Anders Behring Breivik Hunger Strike: Norwegian Mass Killer Won't Eat Unless He Gets Playstation 3, Computer In Prison
Norwegian mass killer Anders Behring Breivik is threatening to go on a hunger strike unless he gets a Playstation 3, a more comfortable chair, and other prison perks.
Breivik, the 35-year-old right-wing extremist responsible for the worst mass killing in Norway, a 2011 bombing that killed eight people and a shooting spree that killed 69 others, claimed the conditions he is living in in prison amount to “torture.” He wrote a letter in November with a list of 12 demands to prison officials, Agence France-Presse reported Friday. Breivik is serving a 21-year sentence.

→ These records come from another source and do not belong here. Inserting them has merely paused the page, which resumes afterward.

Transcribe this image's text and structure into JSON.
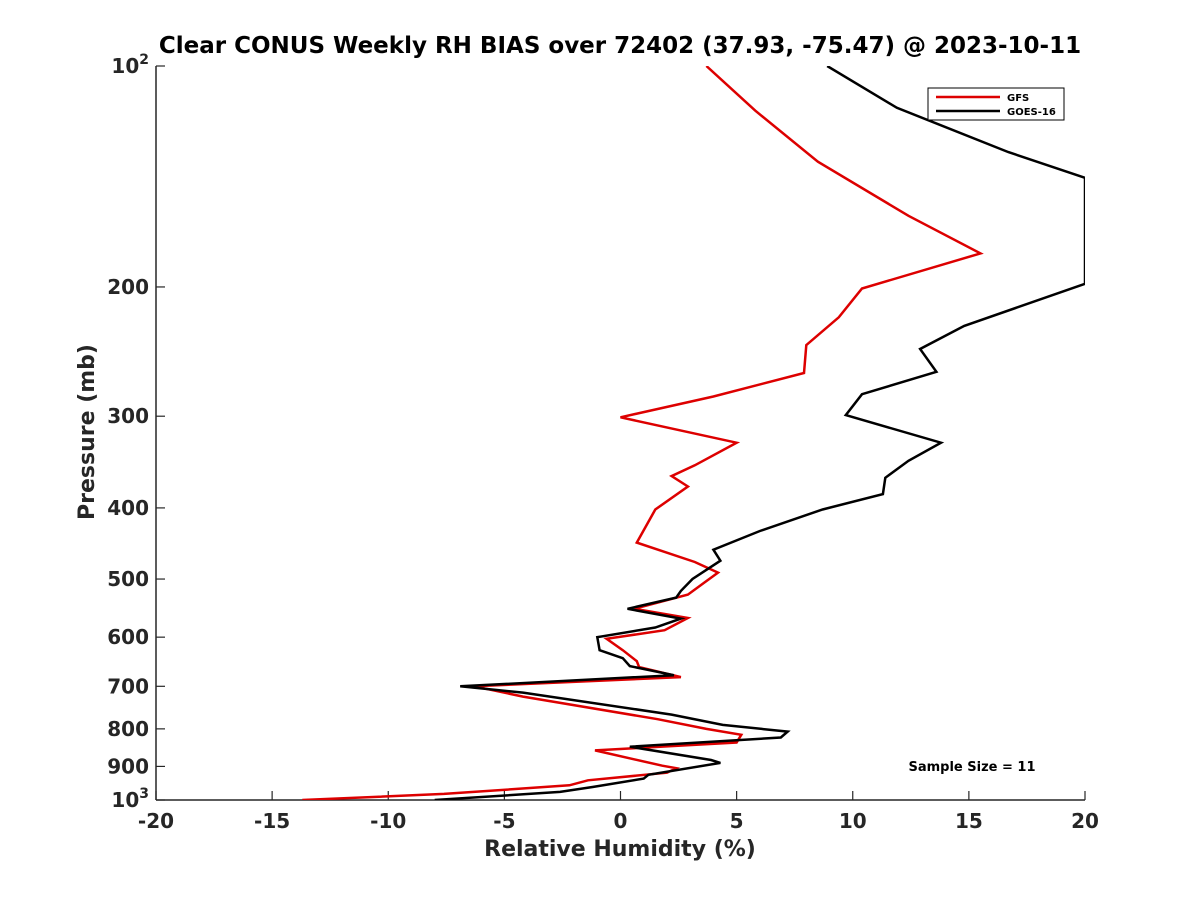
{
  "chart_data": {
    "type": "line",
    "title": "Clear CONUS Weekly RH BIAS over 72402 (37.93, -75.47) @ 2023-10-11",
    "xlabel": "Relative Humidity (%)",
    "ylabel": "Pressure (mb)",
    "xlim": [
      -20,
      20
    ],
    "ylim": [
      100,
      1000
    ],
    "yscale": "log",
    "y_reversed": true,
    "x_ticks": [
      {
        "value": -20,
        "label": "-20"
      },
      {
        "value": -15,
        "label": "-15"
      },
      {
        "value": -10,
        "label": "-10"
      },
      {
        "value": -5,
        "label": "-5"
      },
      {
        "value": 0,
        "label": "0"
      },
      {
        "value": 5,
        "label": "5"
      },
      {
        "value": 10,
        "label": "10"
      },
      {
        "value": 15,
        "label": "15"
      },
      {
        "value": 20,
        "label": "20"
      }
    ],
    "y_ticks": [
      {
        "value": 100,
        "base": "10",
        "exp": "2"
      },
      {
        "value": 200,
        "base": "200"
      },
      {
        "value": 300,
        "base": "300"
      },
      {
        "value": 400,
        "base": "400"
      },
      {
        "value": 500,
        "base": "500"
      },
      {
        "value": 600,
        "base": "600"
      },
      {
        "value": 700,
        "base": "700"
      },
      {
        "value": 800,
        "base": "800"
      },
      {
        "value": 900,
        "base": "900"
      },
      {
        "value": 1000,
        "base": "10",
        "exp": "3"
      }
    ],
    "legend": {
      "position": "top-right"
    },
    "annotation": "Sample Size = 11",
    "series": [
      {
        "name": "GFS",
        "color": "#dd0000",
        "points": [
          [
            3.7,
            100
          ],
          [
            5.8,
            115
          ],
          [
            8.5,
            135
          ],
          [
            12.4,
            160
          ],
          [
            15.5,
            180
          ],
          [
            10.4,
            201
          ],
          [
            9.4,
            220
          ],
          [
            8.0,
            240
          ],
          [
            7.9,
            262
          ],
          [
            4.0,
            282
          ],
          [
            0.0,
            301
          ],
          [
            5.0,
            326
          ],
          [
            3.2,
            350
          ],
          [
            2.2,
            362
          ],
          [
            2.9,
            374
          ],
          [
            1.5,
            402
          ],
          [
            0.7,
            446
          ],
          [
            3.2,
            474
          ],
          [
            4.2,
            490
          ],
          [
            3.6,
            506
          ],
          [
            2.9,
            525
          ],
          [
            0.6,
            549
          ],
          [
            2.9,
            565
          ],
          [
            1.9,
            587
          ],
          [
            -0.6,
            603
          ],
          [
            0.1,
            625
          ],
          [
            0.7,
            647
          ],
          [
            0.8,
            659
          ],
          [
            2.6,
            680
          ],
          [
            -6.3,
            700
          ],
          [
            -4.2,
            723
          ],
          [
            1.6,
            776
          ],
          [
            3.7,
            800
          ],
          [
            5.2,
            815
          ],
          [
            5.0,
            835
          ],
          [
            -1.1,
            856
          ],
          [
            1.8,
            898
          ],
          [
            2.4,
            905
          ],
          [
            2.0,
            918
          ],
          [
            -1.4,
            940
          ],
          [
            -2.2,
            955
          ],
          [
            -7.6,
            981
          ],
          [
            -13.7,
            1000
          ]
        ]
      },
      {
        "name": "GOES-16",
        "color": "#000000",
        "points": [
          [
            8.9,
            100
          ],
          [
            11.9,
            114
          ],
          [
            16.7,
            131
          ],
          [
            20.0,
            142
          ],
          [
            20.0,
            198
          ],
          [
            14.8,
            226
          ],
          [
            12.9,
            243
          ],
          [
            13.6,
            261
          ],
          [
            10.4,
            280
          ],
          [
            9.7,
            299
          ],
          [
            13.8,
            326
          ],
          [
            12.4,
            345
          ],
          [
            11.4,
            364
          ],
          [
            11.3,
            383
          ],
          [
            8.7,
            402
          ],
          [
            6.0,
            430
          ],
          [
            4.0,
            456
          ],
          [
            4.3,
            472
          ],
          [
            3.1,
            500
          ],
          [
            2.6,
            519
          ],
          [
            2.4,
            530
          ],
          [
            0.3,
            549
          ],
          [
            2.6,
            566
          ],
          [
            1.5,
            582
          ],
          [
            -1.0,
            600
          ],
          [
            -0.9,
            625
          ],
          [
            0.1,
            641
          ],
          [
            0.4,
            657
          ],
          [
            2.3,
            676
          ],
          [
            -6.9,
            700
          ],
          [
            -4.2,
            714
          ],
          [
            2.2,
            765
          ],
          [
            4.4,
            790
          ],
          [
            7.2,
            807
          ],
          [
            6.9,
            822
          ],
          [
            0.4,
            846
          ],
          [
            3.9,
            882
          ],
          [
            4.3,
            890
          ],
          [
            1.2,
            924
          ],
          [
            1.0,
            935
          ],
          [
            -1.2,
            960
          ],
          [
            -2.6,
            975
          ],
          [
            -8.0,
            1000
          ]
        ]
      }
    ]
  }
}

Breivik, who said he played the shooter “Call of Duty” to train himself for the mass shooting at the Labor Party's youth camp on the island of Utoya, is demanding his Playstation 2 be swapped for a newer Playstation 3. He also wants to play more adult games “that I get to choose myself.”
"Other inmates have access to adult games, while I only have the right to play less interesting kids' games. One example is ‘Rayman Revolution,’ a game aimed at three year olds," Breivik wrote, according to AFP. Breivik also said his chair is “painful,” and requested a more comfortable sofa or armchair as a replacement.
Breivik also requested a computer instead of his “worthless typewriter with technology dating back to 1873.” He claimed that prison officials were torturing him and that he was a “political prisoner.”
"You've put me in hell ... and I won't manage to survive that long. You are killing me," he wrote. The letter also threatened that other right-wing extremists would rise up in response to his treatment in prison.
"If I die, all of Europe's right-wing extremists will know exactly who it was that tortured me to death. ... That could have consequences for certain individuals in the short term, but also when Norway is once again ruled by a fascist regime in 13 to 40 years from now," Breivik wrote, in an apparent reference to the infamous Quisling regime during the World War II German occupation.
The mass murderer said in a Fan. 29 letter that a hunger strike is “one of the only” options he could take.
"The hunger strike won't end until the Minister of Justice [Anders] Anundsen and the head of the KDI [the Norwegian Correctional Services] stop treating me worse than an animal," he said.
The 35-year-old mass killer’s lawyer, Todd Jordet, said Thursday that Breivik is claiming to be a victim of “aggravated torture,” and that his client’s circumstances have not changed.
"These conditions have barely improved since," Jordet told AFP.
Breivik also said he was a “human rights activist.”
“You seem to think that we -- all human rights activists who fight for one fundamental human right [cultural self-determination] -- ... are Nazi monsters who should be pushed into suicide," he wrote.
This isn't the first time Breivik is complaining about prison conditions. In November 2012, he demanded moisturizer, hotter coffee and more butter.